My chiropractor quickly professed being politically conservative and launched into his view that some leaders — all Democrats — were hoodwinking people with their alarmist views, such as sea-level rise, when they’re still buying oceanfront property. He caught himself, saying he didn’t want to get into a heated conversation.
I told him I agreed; I didn’t want a heated debate, but I did hope for genuine conversation and appreciated hearing his perspective. I truly was grateful to hear how he views our society right now. He doesn’t think “the sky is falling” whereas, as I told him, I worry about the harm done to people by moves such as the sudden freeze on foreign aid that has left children starving.
Naturally in the space of a 15-minute chiropractic treatment there was no time for more conversation. And I do wonder if my cordial chiropractor thinks less of me for my WOKE T-shirt. Nonetheless, with my permission as always, he prayed Jesus would heal my ills as he worked to realign my 71-year-old spine and relieve my pain, which the treatment always does.
“This is the moment when we Jesus followers must gather our courage and speak out against the cruelty being spread falsely in Christ’s name.”
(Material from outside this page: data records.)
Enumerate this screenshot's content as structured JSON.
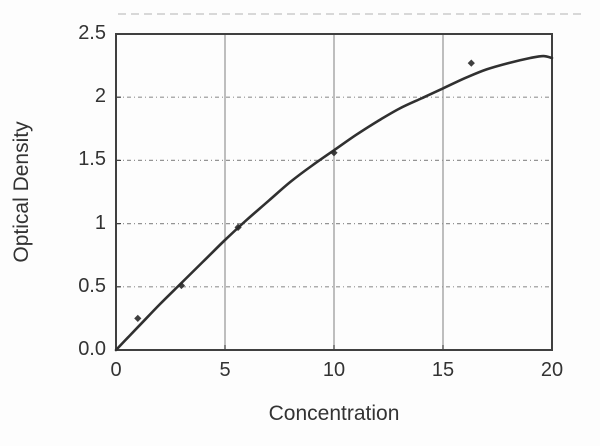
{
  "figure": {
    "title": "",
    "background": "#fdfdfd"
  },
  "chart_data": {
    "type": "scatter",
    "title": "",
    "xlabel": "Concentration",
    "ylabel": "Optical Density",
    "xlim": [
      0,
      20
    ],
    "ylim": [
      0,
      2.5
    ],
    "x_ticks": {
      "values": [
        0,
        5,
        10,
        15,
        20
      ],
      "labels": [
        "0",
        "5",
        "10",
        "15",
        "20"
      ]
    },
    "y_ticks": {
      "values": [
        0,
        0.5,
        1,
        1.5,
        2,
        2.5
      ],
      "labels": [
        "0.0",
        "0.5",
        "1",
        "1.5",
        "2",
        "2.5"
      ]
    },
    "grid": {
      "vertical_at": [
        5,
        10,
        15
      ],
      "vertical_style": "solid",
      "horizontal_at": [
        0.5,
        1,
        1.5,
        2
      ],
      "horizontal_style": "dash-dot"
    },
    "legend_position": "none",
    "points": [
      {
        "x": 1,
        "y": 0.25
      },
      {
        "x": 3,
        "y": 0.51
      },
      {
        "x": 5.6,
        "y": 0.97
      },
      {
        "x": 10,
        "y": 1.56
      },
      {
        "x": 16.3,
        "y": 2.27
      }
    ],
    "fit_curve": [
      [
        0,
        0
      ],
      [
        1,
        0.18
      ],
      [
        2,
        0.36
      ],
      [
        3,
        0.53
      ],
      [
        4,
        0.7
      ],
      [
        5,
        0.87
      ],
      [
        6,
        1.03
      ],
      [
        7,
        1.18
      ],
      [
        8,
        1.33
      ],
      [
        9,
        1.46
      ],
      [
        10,
        1.58
      ],
      [
        11,
        1.7
      ],
      [
        12,
        1.81
      ],
      [
        13,
        1.91
      ],
      [
        14,
        1.99
      ],
      [
        15,
        2.07
      ],
      [
        16,
        2.15
      ],
      [
        17,
        2.22
      ],
      [
        18,
        2.27
      ],
      [
        19,
        2.31
      ],
      [
        19.6,
        2.325
      ],
      [
        20,
        2.31
      ]
    ],
    "colors": {
      "curve": "#303030",
      "marker": "#2a2a2a",
      "frame": "#404040",
      "grid": "#949494",
      "text": "#333333",
      "background": "#fdfdfd",
      "faint_top_line": "#cccccc"
    }
  }
}
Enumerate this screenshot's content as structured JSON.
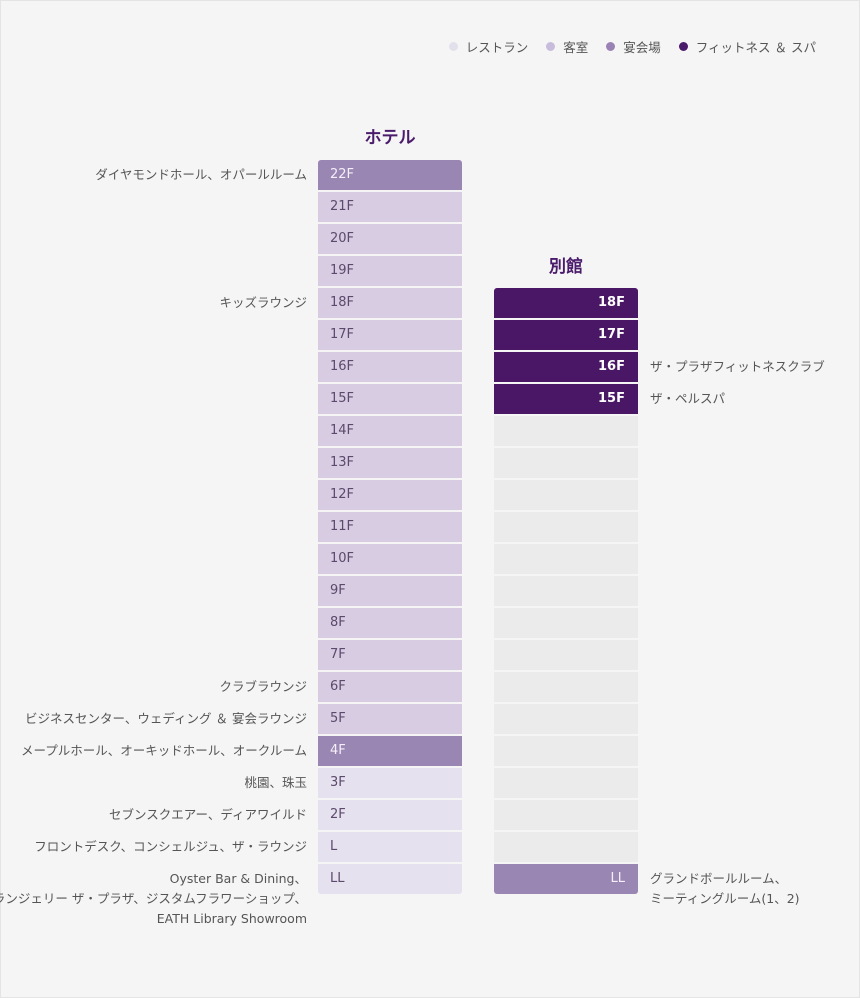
{
  "legend": [
    {
      "label": "レストラン",
      "color": "#e3e0ec"
    },
    {
      "label": "客室",
      "color": "#c8bcdd"
    },
    {
      "label": "宴会場",
      "color": "#9a83b4"
    },
    {
      "label": "フィットネス ＆ スパ",
      "color": "#4a1b6b"
    }
  ],
  "colors": {
    "restaurant": "#e6e1ef",
    "room": "#d8cce3",
    "banquet": "#9a86b3",
    "fitness": "#4a1767",
    "none": "#ebebeb"
  },
  "hotel": {
    "title": "ホテル",
    "floors": [
      {
        "name": "22F",
        "type": "banquet"
      },
      {
        "name": "21F",
        "type": "room"
      },
      {
        "name": "20F",
        "type": "room"
      },
      {
        "name": "19F",
        "type": "room"
      },
      {
        "name": "18F",
        "type": "room"
      },
      {
        "name": "17F",
        "type": "room"
      },
      {
        "name": "16F",
        "type": "room"
      },
      {
        "name": "15F",
        "type": "room"
      },
      {
        "name": "14F",
        "type": "room"
      },
      {
        "name": "13F",
        "type": "room"
      },
      {
        "name": "12F",
        "type": "room"
      },
      {
        "name": "11F",
        "type": "room"
      },
      {
        "name": "10F",
        "type": "room"
      },
      {
        "name": "9F",
        "type": "room"
      },
      {
        "name": "8F",
        "type": "room"
      },
      {
        "name": "7F",
        "type": "room"
      },
      {
        "name": "6F",
        "type": "room"
      },
      {
        "name": "5F",
        "type": "room"
      },
      {
        "name": "4F",
        "type": "banquet"
      },
      {
        "name": "3F",
        "type": "restaurant"
      },
      {
        "name": "2F",
        "type": "restaurant"
      },
      {
        "name": "L",
        "type": "restaurant"
      },
      {
        "name": "LL",
        "type": "restaurant"
      }
    ],
    "labels": [
      {
        "floor": "22F",
        "lines": [
          "ダイヤモンドホール、オパールルーム"
        ]
      },
      {
        "floor": "18F",
        "lines": [
          "キッズラウンジ"
        ]
      },
      {
        "floor": "6F",
        "lines": [
          "クラブラウンジ"
        ]
      },
      {
        "floor": "5F",
        "lines": [
          "ビジネスセンター、ウェディング ＆ 宴会ラウンジ"
        ]
      },
      {
        "floor": "4F",
        "lines": [
          "メープルホール、オーキッドホール、オークルーム"
        ]
      },
      {
        "floor": "3F",
        "lines": [
          "桃園、珠玉"
        ]
      },
      {
        "floor": "2F",
        "lines": [
          "セブンスクエアー、ディアワイルド"
        ]
      },
      {
        "floor": "L",
        "lines": [
          "フロントデスク、コンシェルジュ、ザ・ラウンジ"
        ]
      },
      {
        "floor": "LL",
        "lines": [
          "Oyster Bar & Dining、",
          "ブーランジェリー ザ・プラザ、ジスタムフラワーショップ、",
          "EATH Library Showroom"
        ]
      }
    ]
  },
  "annex": {
    "title": "別館",
    "floors": [
      {
        "name": "18F",
        "type": "fitness"
      },
      {
        "name": "17F",
        "type": "fitness"
      },
      {
        "name": "16F",
        "type": "fitness"
      },
      {
        "name": "15F",
        "type": "fitness"
      },
      {
        "name": "",
        "type": "none"
      },
      {
        "name": "",
        "type": "none"
      },
      {
        "name": "",
        "type": "none"
      },
      {
        "name": "",
        "type": "none"
      },
      {
        "name": "",
        "type": "none"
      },
      {
        "name": "",
        "type": "none"
      },
      {
        "name": "",
        "type": "none"
      },
      {
        "name": "",
        "type": "none"
      },
      {
        "name": "",
        "type": "none"
      },
      {
        "name": "",
        "type": "none"
      },
      {
        "name": "",
        "type": "none"
      },
      {
        "name": "",
        "type": "none"
      },
      {
        "name": "",
        "type": "none"
      },
      {
        "name": "",
        "type": "none"
      },
      {
        "name": "LL",
        "type": "banquet"
      }
    ],
    "labels": [
      {
        "floor": "16F",
        "lines": [
          "ザ・プラザフィットネスクラブ"
        ]
      },
      {
        "floor": "15F",
        "lines": [
          "ザ・ペルスパ"
        ]
      },
      {
        "floor": "LL",
        "lines": [
          "グランドボールルーム、",
          "ミーティングルーム(1、2)"
        ]
      }
    ]
  }
}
In the big picture, my reputation seems a small price to pay for giving witness to God’s unconditional love as Jesus taught, a message of love that is the antithesis of current U.S. policy. I believe this is the moment when we Jesus followers must gather our courage and speak out against the cruelty being spread falsely in Christ’s name through what Robert P. Jones calls white Christian nationalism.
Politicians’ insistence that the church blesses the American empire is one reason I so dislike and avoid saying the Nicene Creed, because I view it as a document drafted under duress so that a dictator could invoke divine sanction. (Don’t take my word for it; look up your Christian history).
I digress.
So, my WOKE T-shirt had its maiden voyage with a few big swells, but no overwhelming tsunami. I expect it won’t always be so; I live in Texas, after all, a state so red it’s burgundy. If nothing else, my new T-shirt will give me the opportunity to practice humility and patience in hopes of building bridges to Jesus’ beloved community.
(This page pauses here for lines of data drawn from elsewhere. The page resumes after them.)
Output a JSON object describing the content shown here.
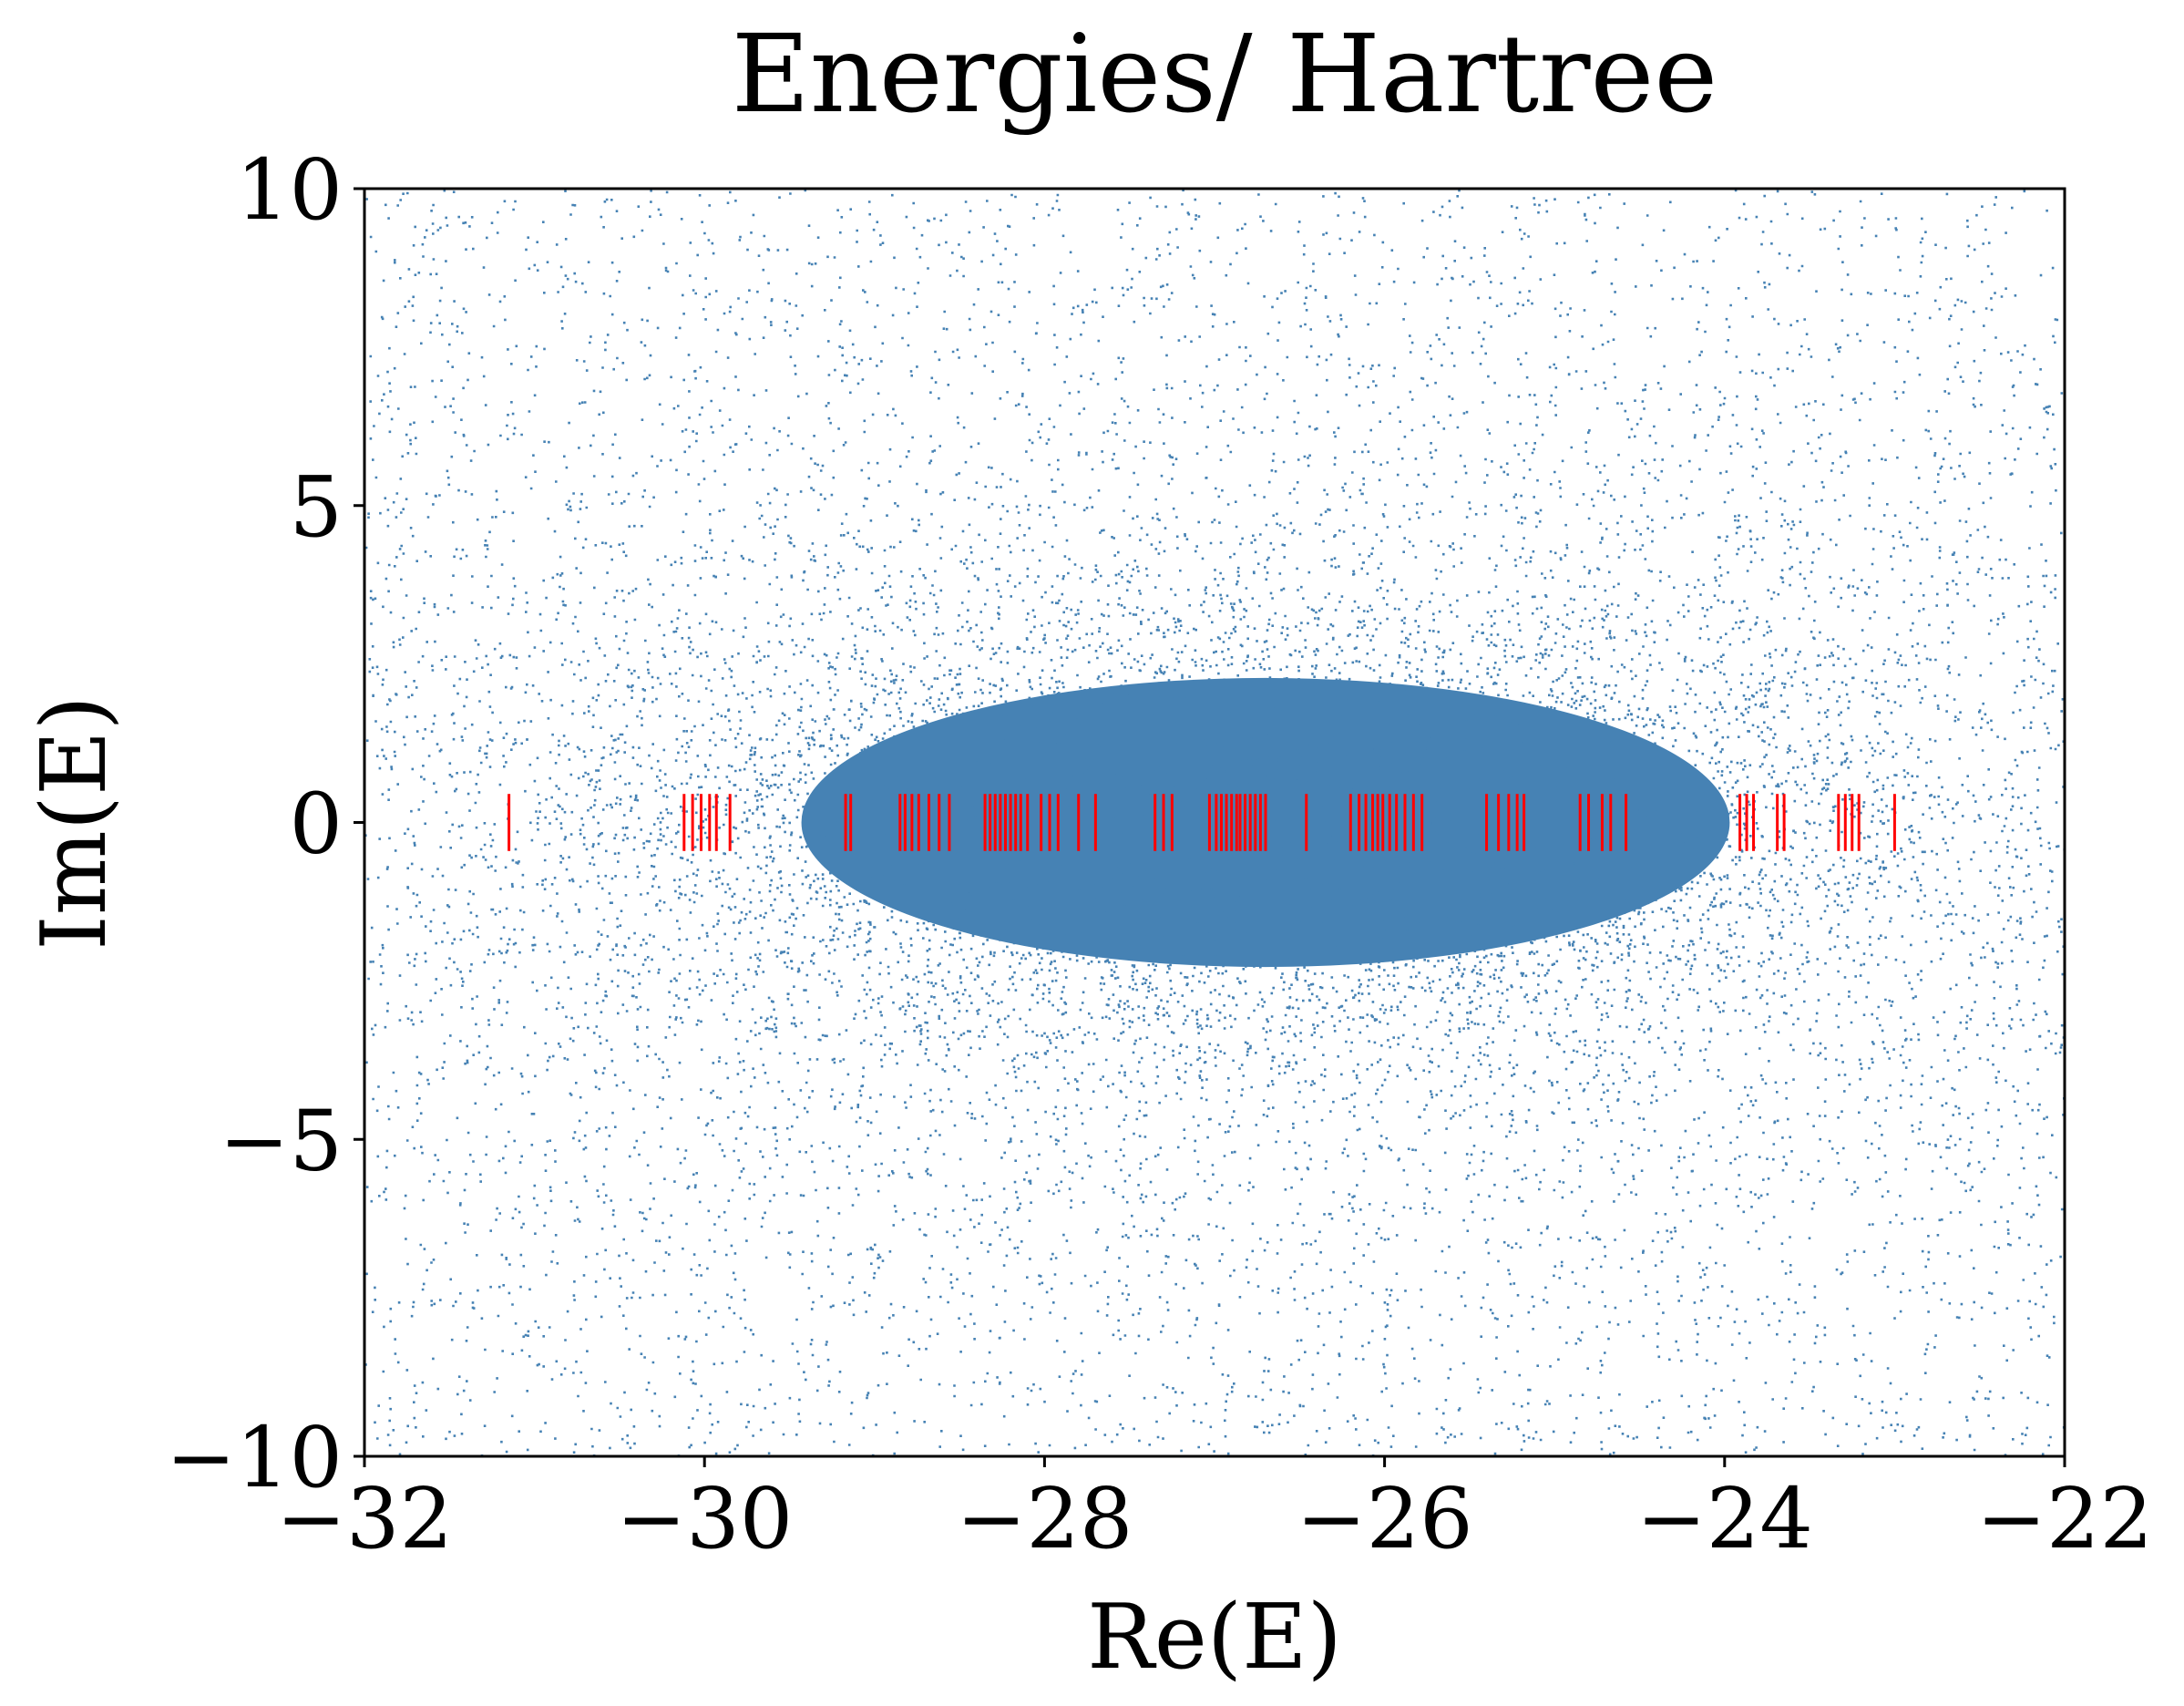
{
  "chart_data": {
    "type": "scatter",
    "title": "Energies/ Hartree",
    "xlabel": "Re(E)",
    "ylabel": "Im(E)",
    "xlim": [
      -32,
      -22
    ],
    "ylim": [
      -10,
      10
    ],
    "xticks": [
      -32,
      -30,
      -28,
      -26,
      -24,
      -22
    ],
    "yticks": [
      -10,
      -5,
      0,
      5,
      10
    ],
    "xtick_labels": [
      "−32",
      "−30",
      "−28",
      "−26",
      "−24",
      "−22"
    ],
    "ytick_labels": [
      "−10",
      "−5",
      "0",
      "5",
      "10"
    ],
    "grid": false,
    "legend": "none",
    "colors": {
      "scatter": "#4682b4",
      "markers": "#ff0000"
    },
    "series": [
      {
        "kind": "scatter-cloud",
        "description_of_distribution": "dense elliptical cloud of complex energies centred near Re=-26.7, Im=0",
        "center": [
          -26.7,
          0
        ],
        "spread": [
          2.6,
          2.4
        ],
        "marker": "point"
      },
      {
        "kind": "vertical-marks",
        "y_range": [
          -0.45,
          0.45
        ],
        "x": [
          -31.15,
          -30.12,
          -30.07,
          -30.02,
          -29.97,
          -29.93,
          -29.85,
          -29.17,
          -29.14,
          -28.85,
          -28.82,
          -28.78,
          -28.74,
          -28.68,
          -28.62,
          -28.56,
          -28.35,
          -28.32,
          -28.29,
          -28.26,
          -28.23,
          -28.2,
          -28.17,
          -28.14,
          -28.1,
          -28.02,
          -27.97,
          -27.92,
          -27.8,
          -27.7,
          -27.35,
          -27.3,
          -27.25,
          -27.03,
          -26.99,
          -26.96,
          -26.93,
          -26.9,
          -26.87,
          -26.85,
          -26.82,
          -26.79,
          -26.76,
          -26.73,
          -26.7,
          -26.46,
          -26.2,
          -26.15,
          -26.11,
          -26.07,
          -26.04,
          -26.01,
          -25.97,
          -25.93,
          -25.88,
          -25.83,
          -25.78,
          -25.4,
          -25.33,
          -25.27,
          -25.22,
          -25.18,
          -24.85,
          -24.8,
          -24.72,
          -24.67,
          -24.58,
          -23.91,
          -23.87,
          -23.83,
          -23.69,
          -23.65,
          -23.33,
          -23.29,
          -23.25,
          -23.21,
          -23.0
        ]
      }
    ]
  }
}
I don’t know how well I’ll perform, but here’s the goal, as in Jesus’ teaching from Matthew 5:11-12: “Blessed are you when people revile you and persecute you and utter all kinds of evil against you falsely on my account. Rejoice and be glad, for your reward is great in heaven, for in the same way they persecuted the prophets who were before you.”
It’s a small thing, wearing a sassy T-shirt. Yet seeds are small when they’re planted, and they’ll grow.
Cynthia B. Astle is editor of United Methodist Insight, an online journal she founded in 2011, and writes regularly for BNG.